Both watches feature 41mm stainless steel cases and utilize hand-winding movements with an interesting configuration. The crown, for example, is a “patented push-piece” design used to set the time, where the wearer pushes in the crown to put the watch in a time-setting mode, at which point an aperture on the dial turns red. Once the time is set, the wearer pushes the crown again and the watch goes back into its standard mode. Meanwhile, a separate pusher is used to set the date function. On most mechanical watches, the crown is pulled out and twisted to set both date and time.
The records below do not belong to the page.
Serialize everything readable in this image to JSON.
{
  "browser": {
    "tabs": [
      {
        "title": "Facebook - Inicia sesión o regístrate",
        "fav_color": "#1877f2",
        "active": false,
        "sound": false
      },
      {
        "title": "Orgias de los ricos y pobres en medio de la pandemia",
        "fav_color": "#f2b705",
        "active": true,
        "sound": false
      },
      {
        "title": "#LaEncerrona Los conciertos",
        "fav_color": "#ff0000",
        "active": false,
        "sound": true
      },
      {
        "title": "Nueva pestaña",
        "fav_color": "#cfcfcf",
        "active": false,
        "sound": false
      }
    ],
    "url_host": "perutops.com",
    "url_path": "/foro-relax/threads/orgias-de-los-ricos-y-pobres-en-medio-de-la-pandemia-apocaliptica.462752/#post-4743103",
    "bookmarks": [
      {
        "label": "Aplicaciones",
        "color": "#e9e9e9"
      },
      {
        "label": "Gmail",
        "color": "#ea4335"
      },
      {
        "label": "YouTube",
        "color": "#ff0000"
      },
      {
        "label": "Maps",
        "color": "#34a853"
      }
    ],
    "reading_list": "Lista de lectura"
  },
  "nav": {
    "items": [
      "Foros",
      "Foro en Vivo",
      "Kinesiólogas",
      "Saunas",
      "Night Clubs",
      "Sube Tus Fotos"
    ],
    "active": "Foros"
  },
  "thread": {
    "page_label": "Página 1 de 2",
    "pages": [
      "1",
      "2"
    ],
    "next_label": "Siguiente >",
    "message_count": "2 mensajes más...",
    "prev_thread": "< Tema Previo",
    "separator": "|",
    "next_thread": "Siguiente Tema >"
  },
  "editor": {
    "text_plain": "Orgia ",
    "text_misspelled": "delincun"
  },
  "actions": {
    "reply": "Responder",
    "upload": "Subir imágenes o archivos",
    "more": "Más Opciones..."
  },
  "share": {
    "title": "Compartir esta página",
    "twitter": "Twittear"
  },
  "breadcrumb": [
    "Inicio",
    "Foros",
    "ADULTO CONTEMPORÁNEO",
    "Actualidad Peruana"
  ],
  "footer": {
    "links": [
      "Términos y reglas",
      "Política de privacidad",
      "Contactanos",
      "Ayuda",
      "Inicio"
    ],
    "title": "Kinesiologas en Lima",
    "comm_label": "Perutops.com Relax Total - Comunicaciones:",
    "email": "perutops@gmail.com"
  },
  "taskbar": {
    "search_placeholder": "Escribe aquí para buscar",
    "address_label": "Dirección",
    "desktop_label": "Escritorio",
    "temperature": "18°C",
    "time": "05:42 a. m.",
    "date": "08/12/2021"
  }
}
The L1 will feature the time, date and power reserve functions, while the L2 will also feature a day/night indicator and a rotating GMT bezel. Both watches meet the standards to be labeled “Made in Germany”; in fact, according to Leica, all parts for the watch are made in Germany save the crystal. The movements themselves are not manufactured by Leica, but rather Lehmann Präzision, a precision machinery company located in the Black Forest whose products are used in the watchmaking industry (they’re also entirely exclusive to Leica).
German industrial designer Achim Heine was tapped to work on both the L1 and L2 and it’s a fitting choice. He’s worked on a number of Leica products in the past and he did an excellent job of subtly alluding to various Leica designs throughout. The crown, for example, is set with a red ruby, reminiscent of the iconic Leica red dot logo. Meanwhile, the reserve indicator aperture on the dial features gradually-closing blades to indicate the diminishing power supply. The power reserve meter itself is modeled after a gauge on the Leicameter light meter made for the Leica M3.
The project spans back to 2012, when the company’s main shareholder, Dr. Andreas Kaufmann, had first started exploring the idea of a Leica watch. It should be said, though, that the L1 and L2 aren’t the first watches to bear the Leica name. As recently as 2014, Velbray watches — which created a shutter-like watch display — produced a Leica limited edition for the brand’s 100th anniversary. But the L1 and L2 are the first watches built from the ground up to be sold by Leica exclusively. What’s more, Leica has more watch models planned for the future.
Pricing starts at around $10,000 for the simpler L1, and they'll initially be available at seven different Leica stores worldwide. These aren’t numbered limited edition pieces per se, but they will be made in relatively small numbers.